In a fantastic episode of The Tim Ferriss Show, Tim asked Reid Hoffman about how he developed such incredible strategic abilities as an entrepreneur. He is the co-founder of Linkedin (300 million users), and is known as “the Oracle of Silicon Valley,” having early investments in Facebook and AirBNB. Hoffman has a net worth of $4.7 Billion, and President Barack Obama named him as a Presidential Ambassador for Global Entrepreneurship “to help develop the next generation of entrepreneurs.”
My favorite segment in the episode is when Reid talks about playing strategy games (see below transcript). This is one of more than 70 examples I’ve found of people with extraordinary careers who have attributed their skills and success to play.
How did you develop the ability to not only deconstruct a problem like that, but then to interface with all these various stakeholders at the table?
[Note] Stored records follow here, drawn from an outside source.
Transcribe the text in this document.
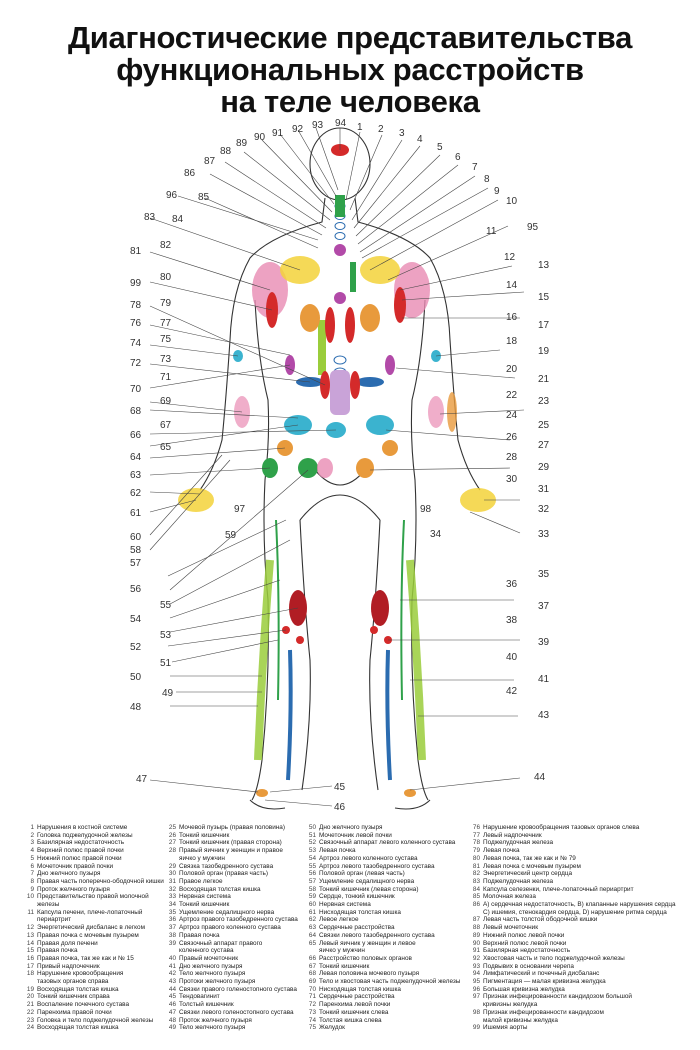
Диагностические представительства
функциональных расстройств
на теле человека
94 1 2 3
4
5
6
7
8
9
10
11	95
12
13
14
15
16
17
18
19
20
21
22
23
24
25
26
27
28
29
30
31
32
33
34
35
36
37
38
39
40
41
42
43
44
45
46
47
48
49
50
51
52
53
54
55
56
57
58
59
60
61
62
63
64
65
66
67
68
69
70
71
72 73
74 75
76 77
78 79
80
99
81
82
83 84
85
96
86
87
88
89
90 91 92 93
97	98
1 Нарушения в костной системе
2 Головка поджелудочной железы
3 Базилярная недостаточность
4 Верхний полюс правой почки
5 Нижний полюс правой почки
6 Мочеточник правой почки
7 Дно желчного пузыря
8 Правая часть поперечно-ободочной кишки
9 Проток желчного пузыря
10 Представительство правой молочной
железы
11 Капсула печени, плече-лопаточный
периартрит
12 Энергетический дисбаланс в легком
13 Правая почка с мочевым пузырем
14 Правая доля печени
15 Правая почка
16 Правая почка, так же как и № 15
17 Привый надпочечник
18 Нарушение кровообращения
тазовых органов справа
19 Восходящая толстая кишка
20 Тонкий кишечник справа
21 Воспаление почечного сустава
22 Паренхима правой почки
23 Головка и тело поджелудочной железы
24 Восходящая толстая кишка
25 Мочевой пузырь (правая половина)
26 Тонкий кишечник
27 Тонкий кишечник (правая сторона)
28 Правый яичник у женщин и правое
яичко у мужчин
29 Связка тазобедренного сустава
30 Половой орган (правая часть)
31 Правое легкое
32 Восходящая толстая кишка
33 Нервная система
34 Тонкий кишечник
35 Ущемление седалищного нерва
36 Артроз правого тазобедренного сустава
37 Артроз правого коленного сустава
38 Правая почка
39 Связочный аппарат правого
коленного сустава
40 Правый мочеточник
41 Дно желчного пузыря
42 Тело желчного пузыря
43 Протоки желчного пузыря
44 Связки правого голеностопного сустава
45 Тендовагинит
46 Толстый кишечник
47 Связки левого голеностопного сустава
48 Проток желчного пузыря
49 Тело желчного пузыря
50 Дно желчного пузыря
51 Мочеточник левой почки
52 Связочный аппарат левого коленного сустава
53 Левая почка
54 Артроз левого коленного сустава
55 Артроз левого тазобедренного сустава
56 Половой орган (левая часть)
57 Ущемление седалищного нерва
58 Тонкий кишечник (левая сторона)
59 Сердце, тонкий кишечник
60 Нервная система
61 Нисходящая толстая кишка
62 Левое легкое
63 Сердечные расстройства
64 Связки левого тазобедренного сустава
65 Левый яичник у женщин и левое
яичко у мужчин
66 Расстройство половых органов
67 Тонкий кишечник
68 Левая половина мочевого пузыря
69 Тело и хвостовая часть поджелудочной железы
70 Нисходящая толстая кишка
71 Сердечные расстройства
72 Паренхима левой почки
73 Тонкий кишечник слева
74 Толстая кишка слева
75 Желудок
76 Нарушение кровообращения тазовых органов слева
77 Левый надпочечник
78 Поджелудочная железа
79 Левая почка
80 Левая почка, так же как и № 79
81 Левая почка с мочевым пузырем
82 Энергетический центр сердца
83 Поджелудочная железа
84 Капсула селезенки, плече-лопаточный периартрит
85 Молочная железа
86 А) сердечная недостаточность, В) клапанные нарушения сердца
С) ишемия, стенокардия сердца, D) нарушение ритма сердца
87 Левая часть толстой ободочной кишки
88 Левый мочеточник
89 Нижний полюс левой почки
90 Верхний полюс левой почки
91 Базилярная недостаточность
92 Хвостовая часть и тело поджелудочной железы
93 Подвывих в основании черепа
94 Лимфатический и почечный дисбаланс
95 Пигментация — малая кривизна желудка
96 Большая кривизна желудка
97 Признак инфецированности кандидозом большой
кривизны желудка
98 Признак инфецированности кандидозом
малой кривизны желудка
99 Ишемия аорты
As a child I played a lot of Avalon Hill board games. And each board game is actually a complex set of rules and circumstances… So it was actually in fact my childhood gaming — for being able to build a model of what a game was — that was essentially the fundamental thing that informs my strategic sense.
If you were giving advice to someone leaving undergrad and they had no gaming background, what would you recommend they do to try to develop strategic ability or thinking?
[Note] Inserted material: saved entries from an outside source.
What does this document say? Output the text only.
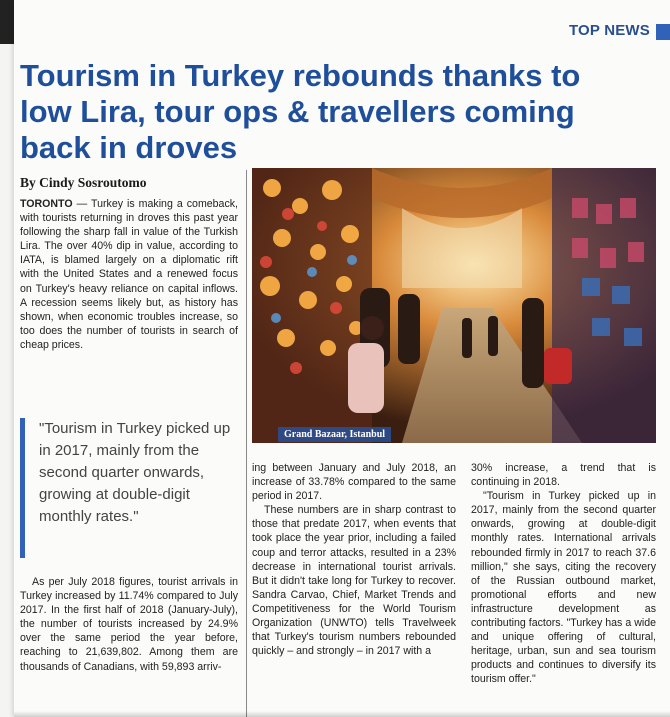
TOP NEWS
Tourism in Turkey rebounds thanks to low Lira, tour ops & travellers coming back in droves
By Cindy Sosroutomo

TORONTO — Turkey is making a comeback, with tourists returning in droves this past year following the sharp fall in value of the Turkish Lira. The over 40% dip in value, according to IATA, is blamed largely on a diplomatic rift with the United States and a renewed focus on Turkey's heavy reliance on capital inflows. A recession seems likely but, as history has shown, when economic troubles increase, so too does the number of tourists in search of cheap prices.

"Tourism in Turkey picked up in 2017, mainly from the second quarter onwards, growing at double-digit monthly rates."

As per July 2018 figures, tourist arrivals in Turkey increased by 11.74% compared to July 2017. In the first half of 2018 (January-July), the number of tourists increased by 24.9% over the same period the year before, reaching to 21,639,802. Among them are thousands of Canadians, with 59,893 arriv-

Grand Bazaar, Istanbul

ing between January and July 2018, an increase of 33.78% compared to the same period in 2017.

These numbers are in sharp contrast to those that predate 2017, when events that took place the year prior, including a failed coup and terror attacks, resulted in a 23% decrease in international tourist arrivals. But it didn't take long for Turkey to recover. Sandra Carvao, Chief, Market Trends and Competitiveness for the World Tourism Organization (UNWTO) tells Travelweek that Turkey's tourism numbers rebounded quickly – and strongly – in 2017 with a

30% increase, a trend that is continuing in 2018.

"Tourism in Turkey picked up in 2017, mainly from the second quarter onwards, growing at double-digit monthly rates. International arrivals rebounded firmly in 2017 to reach 37.6 million," she says, citing the recovery of the Russian outbound market, promotional efforts and new infrastructure development as contributing factors. "Turkey has a wide and unique offering of cultural, heritage, urban, sun and sea tourism products and continues to diversify its tourism offer."
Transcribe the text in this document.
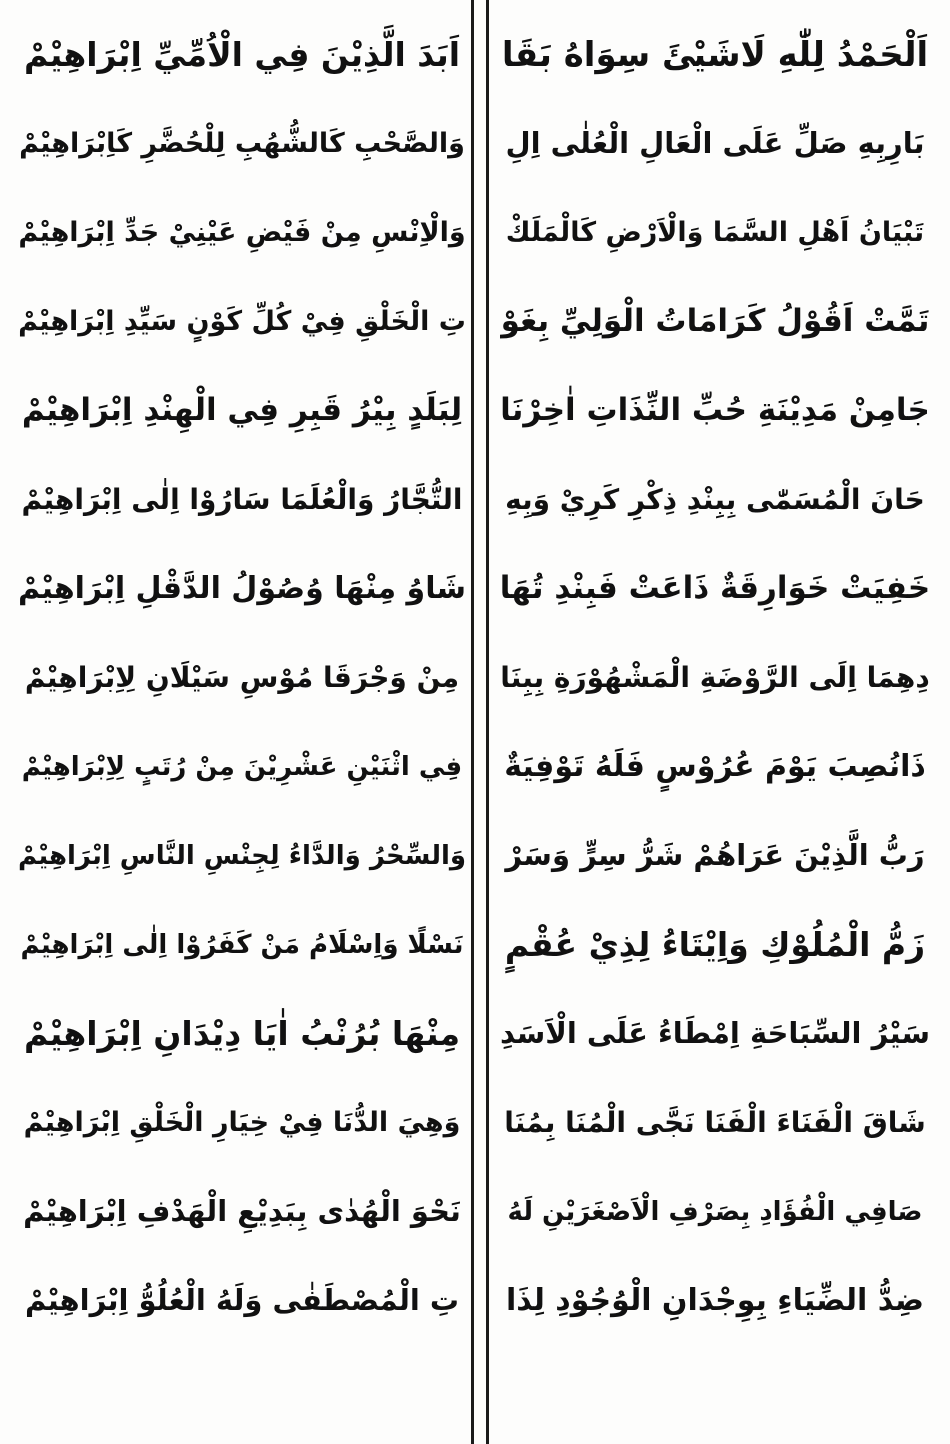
اَلْحَمْدُ لِلّٰهِ لَاشَيْئَ سِوَاهُ بَقَا
بَارِبِهِ صَلِّ عَلَى الْعَالِ الْعُلٰى اِلِ
تَبْيَانُ اَهْلِ السَّمَا وَالْاَرْضِ كَالْمَلَكْ
تَمَّتْ اَقُوْلُ كَرَامَاتُ الْوَلِيِّ بِغَوْ
جَامِنْ مَدِيْنَةِ حُبِّ النِّذَاتِ اٰخِرْنَا
حَانَ الْمُسَمّٰى بِبِنْدِ ذِكْرِ كَرِيْ وَبِهِ
خَفِيَتْ خَوَارِقَةٌ ذَاعَتْ فَبِنْدِ تُهَا
دِهِمَا اِلَى الرَّوْضَةِ الْمَشْهُوْرَةِ بِبِنَا
ذَانُصِبَ يَوْمَ عُرُوْسٍ فَلَهُ تَوْفِيَةٌ
رَبُّ الَّذِيْنَ عَرَاهُمْ شَرُّ سِرٍّ وَسَرْ
زَمُّ الْمُلُوْكِ وَاِيْتَاءُ لِذِيْ عُقْمٍ
سَيْرُ السِّبَاحَةِ اِمْطَاءُ عَلَى الْاَسَدِ
شَاقَ الْفَنَاءَ الْفَنَا نَجَّى الْمُنَا بِمُنَا
صَافِي الْفُؤَادِ بِصَرْفِ الْاَصْغَرَيْنِ لَهُ
ضِدُّ الضِّيَاءِ بِوِجْدَانِ الْوُجُوْدِ لِذَا
اَبَدَ الَّذِيْنَ فِي الْاُمِّيِّ اِبْرَاهِيْمْ
وَالصَّحْبِ كَالشُّهُبِ لِلْحُضَّرِ كَاِبْرَاهِيْمْ
وَالْاِنْسِ مِنْ فَيْضِ عَيْنِيْ جَدِّ اِبْرَاهِيْمْ
تِ الْخَلْقِ فِيْ كُلِّ كَوْنٍ سَيِّدِ اِبْرَاهِيْمْ
لِبَلَدٍ بِيْرُ قَبِرِ فِي الْهِنْدِ اِبْرَاهِيْمْ
التُّجَّارُ وَالْعُلَمَا سَارُوْا اِلٰى اِبْرَاهِيْمْ
شَاوُ مِنْهَا وُصُوْلُ الدَّقْلِ اِبْرَاهِيْمْ
مِنْ وَجْرَقَا مُوْسِ سَيْلَانِ لِاِبْرَاهِيْمْ
فِي اثْنَيْنِ عَشْرِيْنَ مِنْ رُتَبٍ لِاِبْرَاهِيْمْ
وَالسِّحْرُ وَالدَّاءُ لِجِنْسِ النَّاسِ اِبْرَاهِيْمْ
نَسْلًا وَاِسْلَامُ مَنْ كَفَرُوْا اِلٰى اِبْرَاهِيْمْ
مِنْهَا بُرُنْبُ اٰيَا دِيْدَانِ اِبْرَاهِيْمْ
وَهِيَ الدُّنَا فِيْ خِيَارِ الْخَلْقِ اِبْرَاهِيْمْ
نَحْوَ الْهُدٰى بِبَدِيْعِ الْهَدْفِ اِبْرَاهِيْمْ
تِ الْمُصْطَفٰى وَلَهُ الْعُلُوُّ اِبْرَاهِيْمْ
Most people think that they are better at strategy than they are, so you really… have to have a very deep self-awareness of, “Am I in fact really good at it?” … A real strategy is actually built up off: what are your competitors doing? What is their mindset? What are their assets? How are they going to move? How are you going to move? What are your edges? What’s the way that you can make that work? So games are a very good way to do that.
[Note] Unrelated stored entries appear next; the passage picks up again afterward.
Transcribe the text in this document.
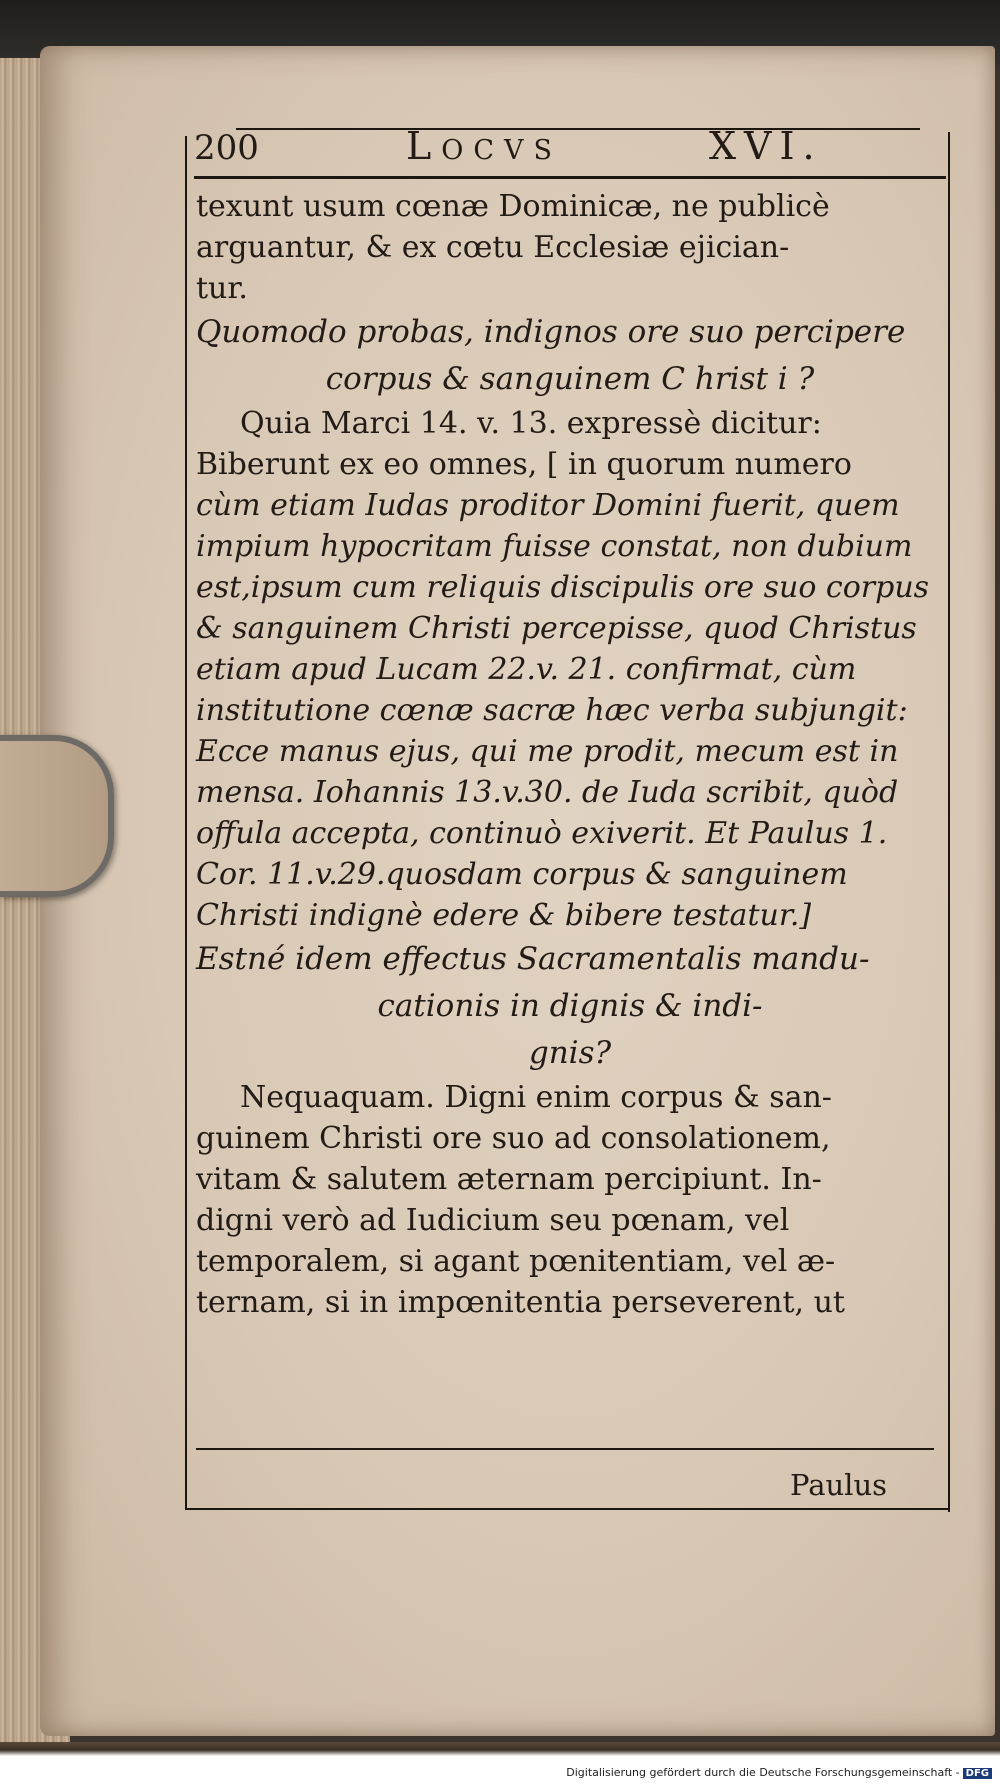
200	Locvs	XVI.
texunt usum cœnæ Dominicæ, ne publicè
arguantur, & ex cœtu Ecclesiæ ejician-
tur.
Quomodo probas, indignos ore suo percipere
corpus & sanguinem C hrist i ?
Quia Marci 14. v. 13. expressè dicitur:
Biberunt ex eo omnes, [ in quorum numero
cùm etiam Iudas proditor Domini fuerit, quem
impium hypocritam fuisse constat, non dubium
est,ipsum cum reliquis discipulis ore suo corpus
& sanguinem Christi percepisse, quod Christus
etiam apud Lucam 22.v. 21. confirmat, cùm
institutione cœnæ sacræ hæc verba subjungit:
Ecce manus ejus, qui me prodit, mecum est in
mensa. Iohannis 13.v.30. de Iuda scribit, quòd
offula accepta, continuò exiverit. Et Paulus 1.
Cor. 11.v.29.quosdam corpus & sanguinem
Christi indignè edere & bibere testatur.]
Estné idem effectus Sacramentalis mandu-
cationis in dignis & indi-
gnis?
Nequaquam. Digni enim corpus & san-
guinem Christi ore suo ad consolationem,
vitam & salutem æternam percipiunt. In-
digni verò ad Iudicium seu pœnam, vel
temporalem, si agant pœnitentiam, vel æ-
ternam, si in impœnitentia perseverent, ut
Paulus
Digitalisierung gefördert durch die Deutsche Forschungsgemeinschaft - DFG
Getting a lot of different exposure… not to computer games, because computer AI strategies are usually not that interesting… but against other people, is very useful… To think about what are the set of principles that when you’re thinking about how to win a game that in contention, in conflict… A lot of people of course have some sports knowledge on this, too.
One of the things that’s a little limiting on sports is that the sport game that a person tends to play, they tend to be like, “I play soccer, I play football, or I play basketball.” And then they have a very deep sense of what the strategy is there, but they haven’t played enough different kinds of games, enough different circumstances. It’s like understanding, “What happens if I change these four rules in basketball?” How would you play the strategy now? You have to figure out what a current game looks like then. How do you play that?
That’s the reason why companies rise and fall, because they learn to play one game, they get good at it, and then the marketplace changes. And now it’s a new kind of game, and you have to adjust to playing that new game. That’s actually part of recognizing when a strategy applies.